Basti pensare al giovane Ridley Scott per cui recitò ne "I duellanti" in cambio di una cassa di champagne, a Stephen Frears ("Gumshoe"), Roland Neame ("Scrooge"), Alan Parker ("Spara alla luna"), Peter Yates ("Servo di scena"), Mike Figgis ("I ricordi di Abbey"). Fino a Sam Mendes che gli regalò nel 2012 l'ultima apparizione cinematografica con il formidabile cameo in "Skyfall" nel ruolo del guardiacaccia Kinkaid che affianca James Bond nell'ultima battaglia per salvare il suo capo, M. Oltre oceano le soddisfazioni gli arrivano soprattutto da grandi vecchi e giovani maestri di Hollywood. Sidney Lumet gli affida la parte di Hercule Poirot nel corale "Assassinio sull'Orient Express" (1974) per il quale vince la concorrenza di Alec Guinnes e Paul Scofield  e ottiene l'assenso più ambito, quello della stessa Agatha Christie, sull'onda di uno straordinario successo di pubblico. Attore e regista si ritroveranno sul set dell'ultimo film di Lumet, "Onora il padre e la madre" (2006), dando vita a un duetto di virtuosismo dietro e davanti alla macchina da presa. A Hollywood Finney era stato adottato da John Huston ("Per me è stato come un secondo padre") che lo chiama per "Annie" (1982) regalandogli il più ricco contratto della sua carriera (un milione di dollari) e poi per "Sotto il vulcano" (1984). 

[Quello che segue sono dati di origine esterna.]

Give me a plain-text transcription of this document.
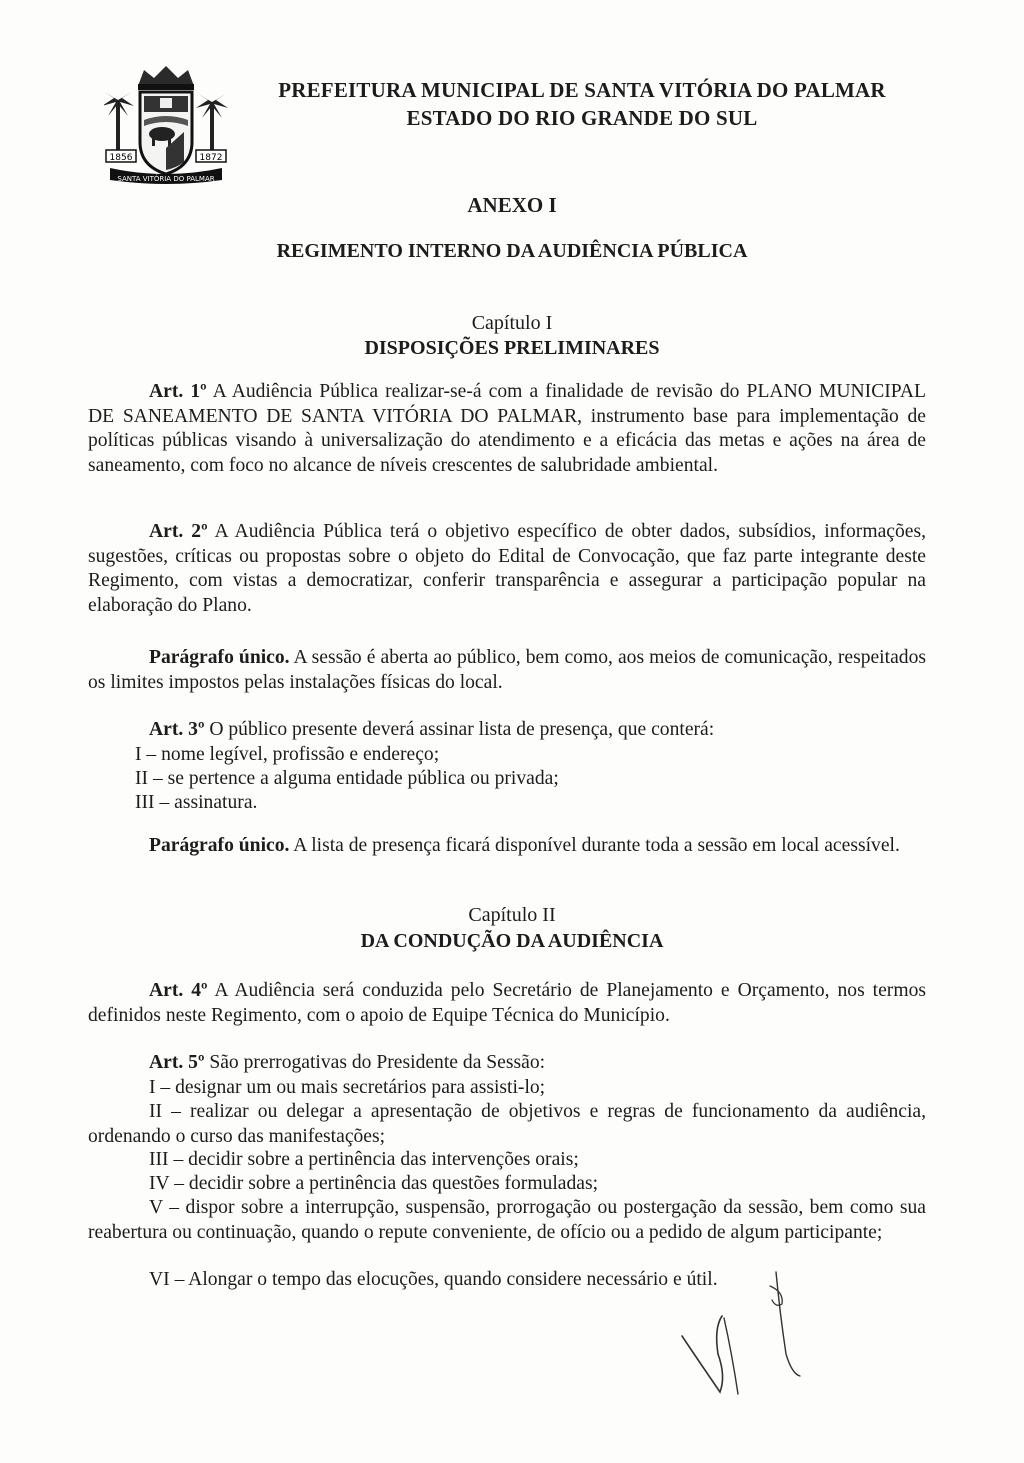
1856	1872
SANTA VITÓRIA DO PALMAR
PREFEITURA MUNICIPAL DE SANTA VITÓRIA DO PALMAR
ESTADO DO RIO GRANDE DO SUL
ANEXO I
REGIMENTO INTERNO DA AUDIÊNCIA PÚBLICA
Capítulo I
DISPOSIÇÕES PRELIMINARES
Art. 1º A Audiência Pública realizar-se-á com a finalidade de revisão do PLANO MUNICIPAL DE SANEAMENTO DE SANTA VITÓRIA DO PALMAR, instrumento base para implementação de políticas públicas visando à universalização do atendimento e a eficácia das metas e ações na área de saneamento, com foco no alcance de níveis crescentes de salubridade ambiental.
Art. 2º A Audiência Pública terá o objetivo específico de obter dados, subsídios, informações, sugestões, críticas ou propostas sobre o objeto do Edital de Convocação, que faz parte integrante deste Regimento, com vistas a democratizar, conferir transparência e assegurar a participação popular na elaboração do Plano.
Parágrafo único. A sessão é aberta ao público, bem como, aos meios de comunicação, respeitados os limites impostos pelas instalações físicas do local.
Art. 3º O público presente deverá assinar lista de presença, que conterá:
I – nome legível, profissão e endereço;
II – se pertence a alguma entidade pública ou privada;
III – assinatura.
Parágrafo único. A lista de presença ficará disponível durante toda a sessão em local acessível.
Capítulo II
DA CONDUÇÃO DA AUDIÊNCIA
Art. 4º A Audiência será conduzida pelo Secretário de Planejamento e Orçamento, nos termos definidos neste Regimento, com o apoio de Equipe Técnica do Município.
Art. 5º São prerrogativas do Presidente da Sessão:
I – designar um ou mais secretários para assisti-lo;
II – realizar ou delegar a apresentação de objetivos e regras de funcionamento da audiência, ordenando o curso das manifestações;
III – decidir sobre a pertinência das intervenções orais;
IV – decidir sobre a pertinência das questões formuladas;
V – dispor sobre a interrupção, suspensão, prorrogação ou postergação da sessão, bem como sua reabertura ou continuação, quando o repute conveniente, de ofício ou a pedido de algum participante;
VI – Alongar o tempo das elocuções, quando considere necessário e útil.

Il testimone passerà poi ai più giovani Fratelli Coen ("Crocevia della morte", 1990), Steven Soderbergh ("Erin Brockovich", 2000) e soprattutto Tim Burton che lo vuole nel suo film più personale e commovente, "The Big Fish" nel 2003. Nel ruolo di un padre sbruffone e sognatore, mentitore e favolista, cinico e romantico, Finney si riconosce totalmente, fino a farne il suo alter ego artistico. Ed è così che oggi merita di essere ricordato: attore e istrione, disincantato e romantico, timido e sfrontato.